United Airlines (search), increasingly squeezed by discount carriers in the U.S. market, is cutting back its domestic flight schedule and expanding its international presence in the push to become profitable again.

The change in focus announced Wednesday means the world's second-largest carrier will be offering slightly fewer departures per market in the United States and flying more regional jets as it reduces its domestic capacity 12 percent by March 2005.

International capacity will be boosted by 14 percent as United looks to its more lucrative overseas routes — particularly those to China, Japan and Vietnam — to help it return to profitability after four straight years of losses.

Intent on slashing costs further to try to end its 22-month stay in bankruptcy, United said the moves will reduce overall capacity by 3 percent and shrink its fleet to 455 aircraft by next March, down from 523 in August and nearly 20 percent since 2002.

"Fundamental changes in our industry, including ongoing high fuel costs, intense pricing pressure and continuing overcapacity, demand that we take aggressive steps now in implementing this plan to ensure that United remains competitive," said Glenn Tilton (search), CEO of United and parent company UAL Corp. (search)

With the changes, international operations would account for more than 40 percent of United's capacity and slightly over half of its revenue.

The moves come with United and other large "legacy" carriers continuing to lose ground to discount carriers like JetBlue Airways Corp. (JBLU) and Southwest Airlines Co. (LUV), whose lower costs enable them to offer cheap fares that make little economic sense for the biggest airlines.

"As a legacy network carrier, it makes a lot of sense to put your assets into the international arena" where pricing is more rational, said aviation industry consultant Jon Ash of Global Aviation Associates in Washington. "United has a great international network, so it's a very logical move."

Morningstar Inc. analyst Chris Lozier said it likely will be several years before United faces an international challenge from low-cost carriers, which fly smaller planes and would have to clear regulatory and other hurdles in order to gain access to key overseas markets. He called the airline's change in strategy a good move, albeit slightly overdue.

"If there's one place where they maintain pricing power, it's in the international routes," Lozier said. "They've got plenty of money-losing routes in their domestic network that they can close."

United said it has no immediate plans to drop service to any of the cities it serves and will continue to operate its five U.S. hubs, in Chicago, Denver, Washington Dulles, San Francisco and Los Angeles.

"It's a moderate downsizing of our capacity, spread very evenly throughout the system," United executive John Tague said in an interview.

No specifics were announced concerning flights to be dropped or shifted to regional carriers that operate flights as United Express (search).

"There will clearly be localized impacts, but ... there's no theme to this reduction that impacts one hub or one airport more than another," said Tague, executive vice president of marketing, sales and revenue.

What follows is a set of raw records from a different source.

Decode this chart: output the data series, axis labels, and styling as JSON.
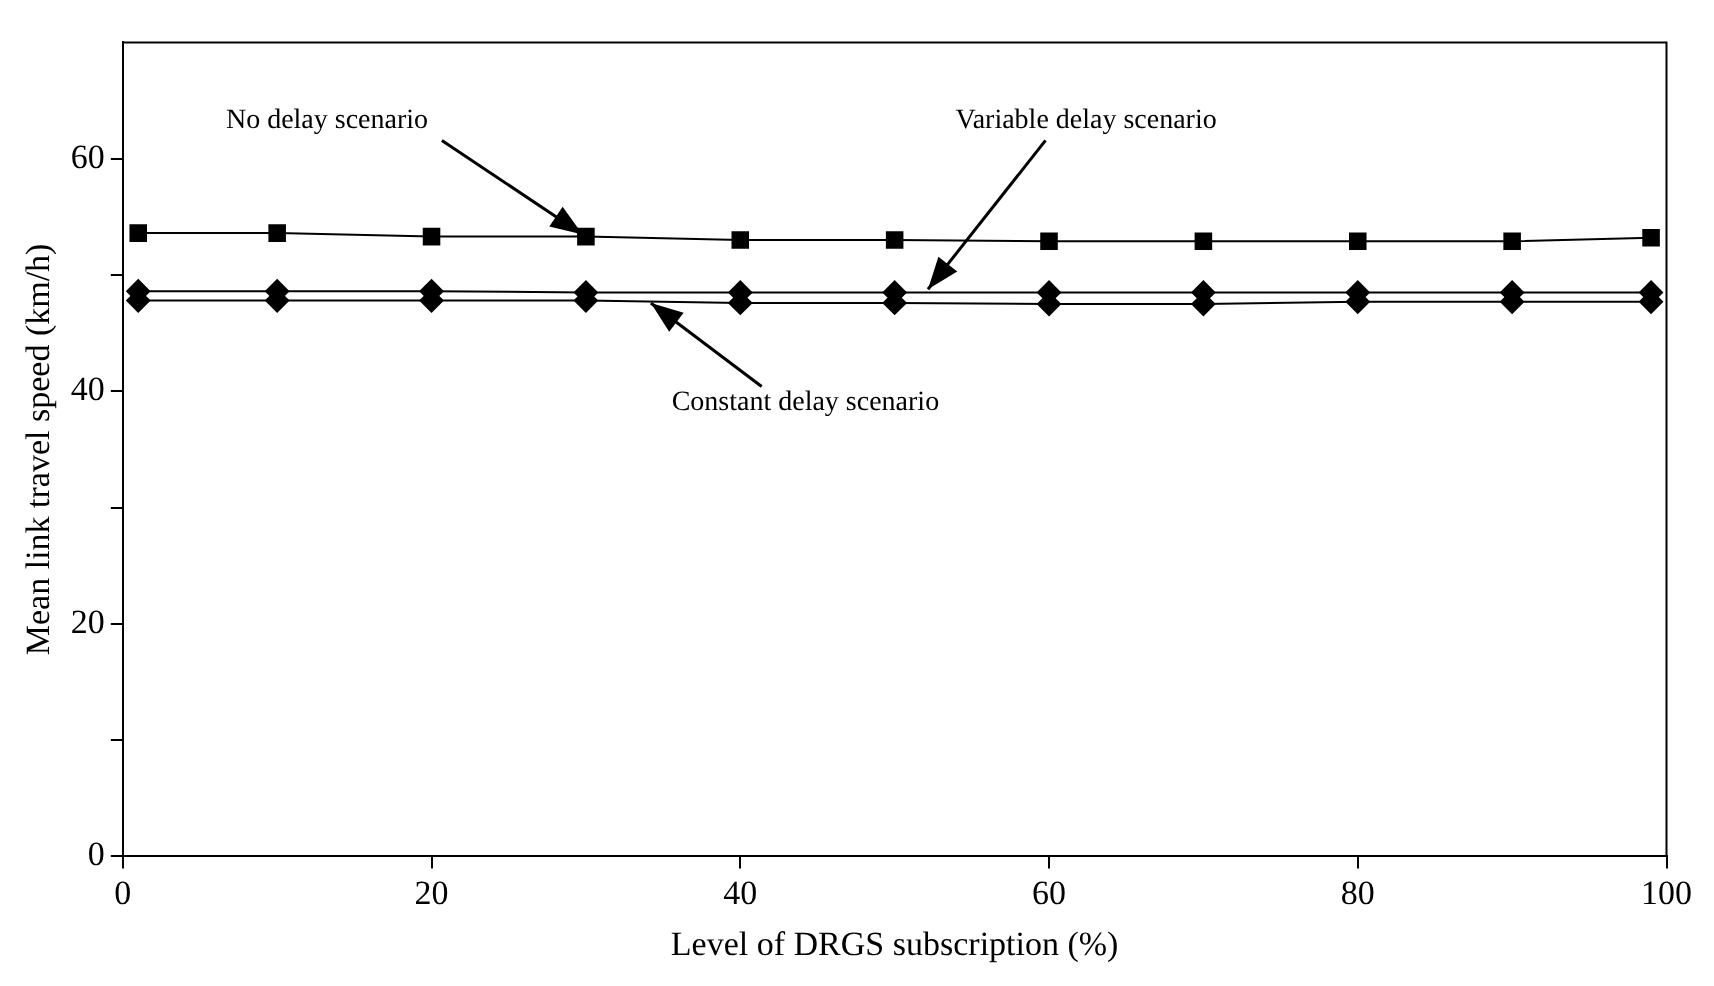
{
  "chart_data": {
    "type": "line",
    "xlabel": "Level of DRGS subscription (%)",
    "ylabel": "Mean link travel speed (km/h)",
    "x": [
      1,
      10,
      20,
      30,
      40,
      50,
      60,
      70,
      80,
      90,
      99
    ],
    "series": [
      {
        "color": "#000000",
        "marker": "square",
        "values": [
          53.6,
          53.6,
          53.3,
          53.3,
          53.0,
          53.0,
          52.9,
          52.9,
          52.9,
          52.9,
          53.2
        ]
      },
      {
        "color": "#000000",
        "marker": "diamond",
        "values": [
          48.6,
          48.6,
          48.6,
          48.5,
          48.5,
          48.5,
          48.5,
          48.5,
          48.5,
          48.5,
          48.5
        ]
      },
      {
        "color": "#000000",
        "marker": "diamond",
        "values": [
          47.8,
          47.8,
          47.8,
          47.8,
          47.6,
          47.6,
          47.5,
          47.5,
          47.7,
          47.7,
          47.7
        ]
      }
    ],
    "xlim": [
      0,
      100
    ],
    "xticks": [
      0,
      20,
      40,
      60,
      80,
      100
    ],
    "ylim": [
      0,
      70
    ],
    "yticks": [
      0,
      {
        "value": 10,
        "label": null
      },
      20,
      {
        "value": 30,
        "label": null
      },
      40,
      {
        "value": 50,
        "label": null
      },
      60
    ],
    "annotations": [
      {
        "text": "No delay scenario",
        "x": 30,
        "y": 53.3
      },
      {
        "text": "Variable delay scenario",
        "x": 52,
        "y": 48.5
      },
      {
        "text": "Constant delay scenario",
        "x": 34,
        "y": 47.8
      }
    ],
    "legend": false,
    "grid": false
  }
}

He said United has "absolutely no regrets" about launching its discount carrier Ted in select markets this year, saying it will be increasing its fleet to 47 by the end of winter.

Tilton said in a recorded message to employees that the changes, agreed to last week by the UAL board, are being made after management concluded that United's business model is "inherently uncompetitive" when compared to that of low-cost carriers.

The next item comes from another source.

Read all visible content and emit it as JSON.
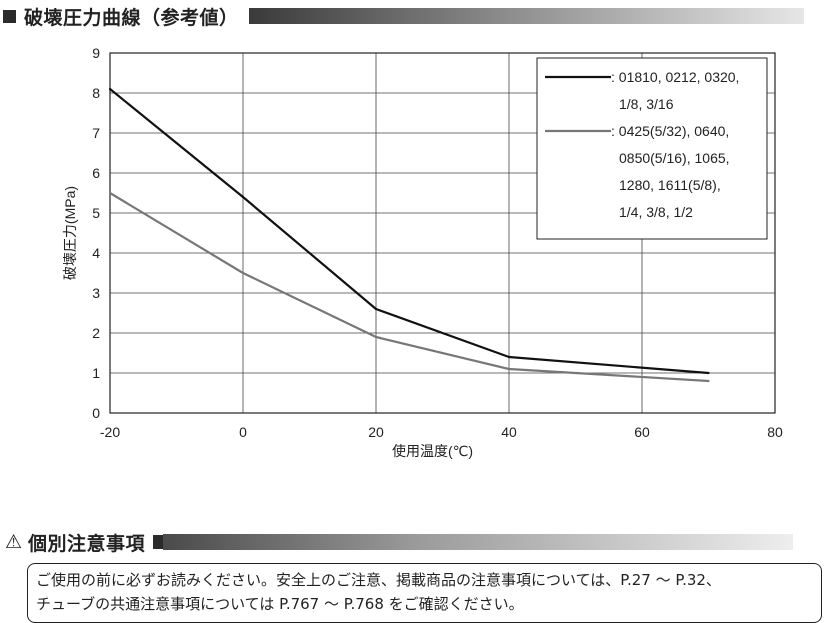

"The customer is willing to pay for specific value components of the overall travel experience that is associated with the global network model," he said. "However, we have burdened the model with costs that the customer is neither willing nor interested in paying for."

Tilton said the airline is on pace to achieve $5 billion in annual cost reductions by 2005. While United has not discussed details publicly, as many as 6,000 job cuts are expected to be announced in the coming weeks as part of that effort when it unveils a new business plan.

The Elk Grove Village-based airline slashed labor expenses last year by more than $2.5 billion annually and is working on more than $1 billion in additional cutbacks, in addition to moving toward what it says is the "likely" elimination of its employee pension funds.